200 NPCs and thousands of simulated projectiles is honestly very unlikely that someone would need to do that, the only use-case scenario I could really think of parallel luau would be for chunk-loading. I’m pretty sure the docs also showed that on their tutorial for parallel luau.
The documentation actually provides some examples I didn’t think of when it comes to using parallel luau that you can see here, even for basic things such as raycast validations:
These are just examples, but either way they are actually not very unlikely. There are a lot of front page games that feature hundreds of NPC’s around the map at once. The same goes for projectiles; shooters such as war games will likely reach a thousand or more projectiles being simulated at once. Parallel lua could make the difference of opening up your game to mobile, and if not apparent alone, open up extra head room for other performance heavy features.
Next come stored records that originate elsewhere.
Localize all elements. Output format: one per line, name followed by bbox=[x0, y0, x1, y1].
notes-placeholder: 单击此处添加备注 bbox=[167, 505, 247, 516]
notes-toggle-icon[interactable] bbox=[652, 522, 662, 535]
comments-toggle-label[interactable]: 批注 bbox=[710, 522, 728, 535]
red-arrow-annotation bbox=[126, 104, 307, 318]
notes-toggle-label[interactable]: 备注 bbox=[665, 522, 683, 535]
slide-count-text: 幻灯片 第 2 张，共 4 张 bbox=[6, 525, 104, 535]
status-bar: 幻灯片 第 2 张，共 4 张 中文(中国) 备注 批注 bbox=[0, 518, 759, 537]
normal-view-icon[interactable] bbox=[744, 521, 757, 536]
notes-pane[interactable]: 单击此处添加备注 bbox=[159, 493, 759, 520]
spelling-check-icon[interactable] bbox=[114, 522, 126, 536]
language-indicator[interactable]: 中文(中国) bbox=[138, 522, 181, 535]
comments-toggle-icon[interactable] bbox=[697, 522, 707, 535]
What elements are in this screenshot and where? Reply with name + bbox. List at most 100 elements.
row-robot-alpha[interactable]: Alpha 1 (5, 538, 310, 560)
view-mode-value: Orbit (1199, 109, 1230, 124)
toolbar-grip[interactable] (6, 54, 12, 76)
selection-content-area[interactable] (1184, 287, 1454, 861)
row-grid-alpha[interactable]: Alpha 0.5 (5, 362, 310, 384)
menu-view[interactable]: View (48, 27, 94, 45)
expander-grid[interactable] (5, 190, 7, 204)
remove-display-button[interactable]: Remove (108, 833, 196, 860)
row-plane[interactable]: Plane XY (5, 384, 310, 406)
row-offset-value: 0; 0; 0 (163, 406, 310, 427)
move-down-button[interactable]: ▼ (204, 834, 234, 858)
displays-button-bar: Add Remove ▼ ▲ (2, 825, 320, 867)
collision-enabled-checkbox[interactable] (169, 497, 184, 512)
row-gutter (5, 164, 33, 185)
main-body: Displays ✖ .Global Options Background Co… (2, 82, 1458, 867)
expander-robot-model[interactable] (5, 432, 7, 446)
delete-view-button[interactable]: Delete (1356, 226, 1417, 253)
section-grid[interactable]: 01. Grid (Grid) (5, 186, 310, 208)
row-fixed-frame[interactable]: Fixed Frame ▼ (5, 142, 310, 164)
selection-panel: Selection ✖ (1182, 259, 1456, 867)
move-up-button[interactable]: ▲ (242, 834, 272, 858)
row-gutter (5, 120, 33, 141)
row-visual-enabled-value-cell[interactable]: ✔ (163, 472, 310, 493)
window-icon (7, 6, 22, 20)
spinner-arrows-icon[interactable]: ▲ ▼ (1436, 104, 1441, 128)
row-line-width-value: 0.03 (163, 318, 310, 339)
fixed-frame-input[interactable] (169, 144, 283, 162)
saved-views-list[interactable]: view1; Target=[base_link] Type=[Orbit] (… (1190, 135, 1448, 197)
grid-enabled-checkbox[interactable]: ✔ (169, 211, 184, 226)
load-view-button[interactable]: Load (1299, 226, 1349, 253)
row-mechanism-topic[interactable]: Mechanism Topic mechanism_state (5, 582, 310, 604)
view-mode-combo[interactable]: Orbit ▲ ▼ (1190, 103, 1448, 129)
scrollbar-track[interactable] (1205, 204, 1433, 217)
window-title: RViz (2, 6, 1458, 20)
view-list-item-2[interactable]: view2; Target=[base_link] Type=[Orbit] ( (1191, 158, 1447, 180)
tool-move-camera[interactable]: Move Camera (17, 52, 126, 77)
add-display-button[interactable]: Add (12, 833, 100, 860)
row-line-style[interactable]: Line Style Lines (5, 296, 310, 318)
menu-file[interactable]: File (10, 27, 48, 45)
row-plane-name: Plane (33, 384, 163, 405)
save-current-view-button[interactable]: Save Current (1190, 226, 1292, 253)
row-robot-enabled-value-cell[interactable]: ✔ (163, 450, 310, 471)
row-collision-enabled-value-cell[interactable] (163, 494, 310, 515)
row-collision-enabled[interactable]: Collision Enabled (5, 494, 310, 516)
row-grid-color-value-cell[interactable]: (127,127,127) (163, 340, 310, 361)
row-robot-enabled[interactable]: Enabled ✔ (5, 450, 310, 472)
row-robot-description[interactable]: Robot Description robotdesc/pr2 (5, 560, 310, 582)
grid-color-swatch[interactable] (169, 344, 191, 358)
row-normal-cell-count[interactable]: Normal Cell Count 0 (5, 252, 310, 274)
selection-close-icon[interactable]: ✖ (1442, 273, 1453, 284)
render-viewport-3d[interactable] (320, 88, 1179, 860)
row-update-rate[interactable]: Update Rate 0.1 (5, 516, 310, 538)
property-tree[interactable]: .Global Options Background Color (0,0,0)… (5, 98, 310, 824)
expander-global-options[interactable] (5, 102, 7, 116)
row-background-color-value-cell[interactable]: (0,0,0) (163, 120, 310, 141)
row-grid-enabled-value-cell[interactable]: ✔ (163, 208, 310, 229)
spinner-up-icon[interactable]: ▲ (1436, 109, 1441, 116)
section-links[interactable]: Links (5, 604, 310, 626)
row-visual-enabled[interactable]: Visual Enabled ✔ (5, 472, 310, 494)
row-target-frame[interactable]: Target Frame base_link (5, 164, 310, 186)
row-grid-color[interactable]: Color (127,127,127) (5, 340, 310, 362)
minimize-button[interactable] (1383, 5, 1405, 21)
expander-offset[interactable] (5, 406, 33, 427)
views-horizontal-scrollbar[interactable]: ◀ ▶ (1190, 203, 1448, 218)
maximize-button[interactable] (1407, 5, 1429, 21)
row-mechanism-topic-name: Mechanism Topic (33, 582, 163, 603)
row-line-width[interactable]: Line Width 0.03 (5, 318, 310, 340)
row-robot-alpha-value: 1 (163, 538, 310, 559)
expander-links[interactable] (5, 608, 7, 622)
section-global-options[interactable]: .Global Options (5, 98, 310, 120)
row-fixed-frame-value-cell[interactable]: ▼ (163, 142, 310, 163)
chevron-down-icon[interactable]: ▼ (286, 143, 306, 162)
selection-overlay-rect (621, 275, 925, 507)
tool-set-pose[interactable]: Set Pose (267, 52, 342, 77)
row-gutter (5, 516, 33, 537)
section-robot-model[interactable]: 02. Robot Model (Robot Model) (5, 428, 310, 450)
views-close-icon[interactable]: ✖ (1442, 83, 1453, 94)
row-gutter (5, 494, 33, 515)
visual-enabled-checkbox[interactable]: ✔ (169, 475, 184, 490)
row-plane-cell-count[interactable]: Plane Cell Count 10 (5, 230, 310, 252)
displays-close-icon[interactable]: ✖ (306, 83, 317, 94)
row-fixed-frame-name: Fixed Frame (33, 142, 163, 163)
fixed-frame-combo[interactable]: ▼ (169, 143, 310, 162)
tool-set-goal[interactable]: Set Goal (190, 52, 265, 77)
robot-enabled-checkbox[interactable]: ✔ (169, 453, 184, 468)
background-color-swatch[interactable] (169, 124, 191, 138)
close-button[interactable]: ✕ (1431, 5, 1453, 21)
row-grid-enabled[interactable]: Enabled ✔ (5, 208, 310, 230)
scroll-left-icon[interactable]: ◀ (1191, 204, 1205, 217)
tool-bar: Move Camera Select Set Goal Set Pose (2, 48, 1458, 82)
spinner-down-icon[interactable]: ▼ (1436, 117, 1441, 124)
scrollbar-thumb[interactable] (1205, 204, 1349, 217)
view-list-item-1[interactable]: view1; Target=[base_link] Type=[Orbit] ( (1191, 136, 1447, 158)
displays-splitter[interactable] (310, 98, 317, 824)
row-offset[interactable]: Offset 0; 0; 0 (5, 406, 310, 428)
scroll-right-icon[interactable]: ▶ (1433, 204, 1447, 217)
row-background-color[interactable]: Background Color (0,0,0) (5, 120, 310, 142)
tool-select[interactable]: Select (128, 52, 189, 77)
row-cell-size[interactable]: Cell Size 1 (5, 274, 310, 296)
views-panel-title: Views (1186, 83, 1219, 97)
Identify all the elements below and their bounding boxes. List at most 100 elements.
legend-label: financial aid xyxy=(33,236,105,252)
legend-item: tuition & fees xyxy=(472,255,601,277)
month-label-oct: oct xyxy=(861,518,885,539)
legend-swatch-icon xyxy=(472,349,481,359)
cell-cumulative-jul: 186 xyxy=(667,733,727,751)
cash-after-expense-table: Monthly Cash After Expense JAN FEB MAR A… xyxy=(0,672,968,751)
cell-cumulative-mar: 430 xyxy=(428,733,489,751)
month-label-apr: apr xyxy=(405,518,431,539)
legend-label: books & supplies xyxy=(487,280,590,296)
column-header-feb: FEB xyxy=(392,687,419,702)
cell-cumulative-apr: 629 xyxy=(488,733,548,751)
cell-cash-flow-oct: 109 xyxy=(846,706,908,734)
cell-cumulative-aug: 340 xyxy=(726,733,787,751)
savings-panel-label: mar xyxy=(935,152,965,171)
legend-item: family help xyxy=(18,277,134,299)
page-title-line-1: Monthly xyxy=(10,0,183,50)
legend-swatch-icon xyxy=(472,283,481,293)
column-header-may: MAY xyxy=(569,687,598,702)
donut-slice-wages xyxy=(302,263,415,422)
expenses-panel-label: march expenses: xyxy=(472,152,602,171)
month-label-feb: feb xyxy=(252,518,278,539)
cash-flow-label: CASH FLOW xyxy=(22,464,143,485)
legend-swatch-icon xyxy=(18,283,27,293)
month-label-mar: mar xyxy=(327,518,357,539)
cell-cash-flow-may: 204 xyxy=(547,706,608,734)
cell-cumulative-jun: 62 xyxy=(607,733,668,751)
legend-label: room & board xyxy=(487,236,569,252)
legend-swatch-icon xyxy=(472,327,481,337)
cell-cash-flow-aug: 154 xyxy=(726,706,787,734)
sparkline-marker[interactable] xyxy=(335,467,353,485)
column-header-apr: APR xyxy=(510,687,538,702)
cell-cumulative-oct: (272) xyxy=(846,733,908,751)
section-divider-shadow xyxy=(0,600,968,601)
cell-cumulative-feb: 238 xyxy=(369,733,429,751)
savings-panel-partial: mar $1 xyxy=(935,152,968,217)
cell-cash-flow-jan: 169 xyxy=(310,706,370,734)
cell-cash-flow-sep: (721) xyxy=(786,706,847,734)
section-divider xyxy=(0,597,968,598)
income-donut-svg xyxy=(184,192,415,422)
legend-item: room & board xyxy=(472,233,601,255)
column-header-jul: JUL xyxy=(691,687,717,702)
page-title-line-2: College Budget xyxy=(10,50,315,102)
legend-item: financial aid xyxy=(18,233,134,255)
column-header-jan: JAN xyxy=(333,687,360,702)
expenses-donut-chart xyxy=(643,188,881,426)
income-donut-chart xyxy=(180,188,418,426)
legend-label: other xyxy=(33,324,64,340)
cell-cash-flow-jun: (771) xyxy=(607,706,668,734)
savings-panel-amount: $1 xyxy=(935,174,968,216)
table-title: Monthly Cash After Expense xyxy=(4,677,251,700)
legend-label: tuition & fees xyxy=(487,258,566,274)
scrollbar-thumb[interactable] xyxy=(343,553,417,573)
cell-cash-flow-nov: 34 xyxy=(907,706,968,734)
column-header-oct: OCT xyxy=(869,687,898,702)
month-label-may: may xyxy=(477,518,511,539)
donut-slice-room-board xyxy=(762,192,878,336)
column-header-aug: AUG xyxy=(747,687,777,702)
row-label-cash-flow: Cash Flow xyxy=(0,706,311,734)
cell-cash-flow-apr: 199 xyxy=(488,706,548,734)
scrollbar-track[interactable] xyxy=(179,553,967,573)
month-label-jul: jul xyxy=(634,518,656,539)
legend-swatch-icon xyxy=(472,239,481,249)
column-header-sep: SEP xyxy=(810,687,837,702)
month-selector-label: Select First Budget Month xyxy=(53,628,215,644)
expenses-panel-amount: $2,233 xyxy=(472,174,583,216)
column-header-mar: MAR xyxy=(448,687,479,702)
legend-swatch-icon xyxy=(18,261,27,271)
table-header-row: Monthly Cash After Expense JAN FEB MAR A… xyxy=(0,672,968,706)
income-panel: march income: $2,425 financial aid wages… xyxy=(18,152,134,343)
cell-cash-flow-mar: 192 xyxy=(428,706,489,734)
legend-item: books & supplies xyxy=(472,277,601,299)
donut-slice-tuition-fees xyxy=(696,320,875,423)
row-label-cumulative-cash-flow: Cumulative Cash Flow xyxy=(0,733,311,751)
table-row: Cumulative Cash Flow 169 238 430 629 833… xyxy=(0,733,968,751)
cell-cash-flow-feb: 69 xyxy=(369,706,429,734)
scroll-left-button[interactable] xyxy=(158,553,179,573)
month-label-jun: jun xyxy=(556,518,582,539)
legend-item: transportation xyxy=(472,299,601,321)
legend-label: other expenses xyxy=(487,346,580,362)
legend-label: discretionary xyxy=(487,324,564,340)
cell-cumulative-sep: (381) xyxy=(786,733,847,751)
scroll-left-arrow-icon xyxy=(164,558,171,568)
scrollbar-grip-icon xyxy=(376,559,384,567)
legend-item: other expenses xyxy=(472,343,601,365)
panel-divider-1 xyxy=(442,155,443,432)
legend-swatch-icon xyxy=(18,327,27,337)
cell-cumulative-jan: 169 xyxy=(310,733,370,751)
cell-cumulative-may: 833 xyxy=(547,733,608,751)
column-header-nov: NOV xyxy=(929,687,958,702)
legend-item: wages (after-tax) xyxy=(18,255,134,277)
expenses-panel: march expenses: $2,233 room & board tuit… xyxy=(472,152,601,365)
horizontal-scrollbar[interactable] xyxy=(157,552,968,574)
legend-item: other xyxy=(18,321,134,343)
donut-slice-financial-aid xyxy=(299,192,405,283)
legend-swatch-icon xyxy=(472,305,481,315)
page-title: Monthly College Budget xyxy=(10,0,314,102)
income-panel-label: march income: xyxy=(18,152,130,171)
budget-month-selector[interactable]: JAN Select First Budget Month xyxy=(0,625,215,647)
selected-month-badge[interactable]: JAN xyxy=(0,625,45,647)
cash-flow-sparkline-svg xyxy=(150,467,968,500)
Yes, but usually what happens is he NPCs are automatically destroyed by the server after some time (because the scripter did this). Or the players are usually abundant so they kill most of them, but I see what you mean.
If your script’s purpose requires very frequent modification of Instance’s properties, then I’d recommend sticking to serial since you’ll most likely end up having to constantly synchronize anyways due to them being unable to be written to while in parallel
If your script’s purpose mostly involves calculating (generating chunks is a good example), or needs to do a bunch of verification on data before synchronizing (a killbrick would be a good example, since the FindFirst functions are all able to be used in parallel, thus synchronization only needs to happen if a Humanoid was successfully found in-order to damage it), then parallel is quite useful
Wait really? Even for a simple killbrick? Serial is worse?
-- Server script by the way
part.Touched:Connect(function(hit)
if hit.Parent:FindFirstChild("Humanoid") then
hit.Parent.Humanoid.Health = 0
end
end)
So from what it seems and from the documentation and what you mentioned earlier, its about finding the right balance of actors and computations? I probably would have to understand how actors and computations function. So I could really determine what system requires x amount of actors.
But if it really opens up opportunities for more performance heavy duties that way, then it’s definitely worth having to make a game with complex systems running simultaneosly.
Not worse, but if you’re familiar with parallel you can benefit since the Humanoid checks will run in a separate core
This is not always true. This most times depends on how you go about setting properties (switching to serial to do serial things)
Lets say you have 100 parts that you want to cframe around every frame. Lets also say for some reason getting the cframe for each part is very taxing, therefore we need to do it in parallel. We know setting properties such as cframe cannot be done in parallel, so we’ll need to be switching between parallel and serial for this to work.
What you could do is loop through every part, switch to parallel, get the cframe, switch to serial, set the cframe. The only problem with this is youre switching between serial and parallel too much.
The smarter way to do this is switch to parallel, loop through every part, get the cframe, store the cframe in a table, after you are done looping switch to serial, loop through every part again and set the cframe of the part using the table.
TL;DR it depends on how you do it
Just because something can be done in parallel does not mean it will increase performance. In this case, I’d assume the performance difference will be negligable, or even worse since synchronizing and desychronizing is pretty taxing.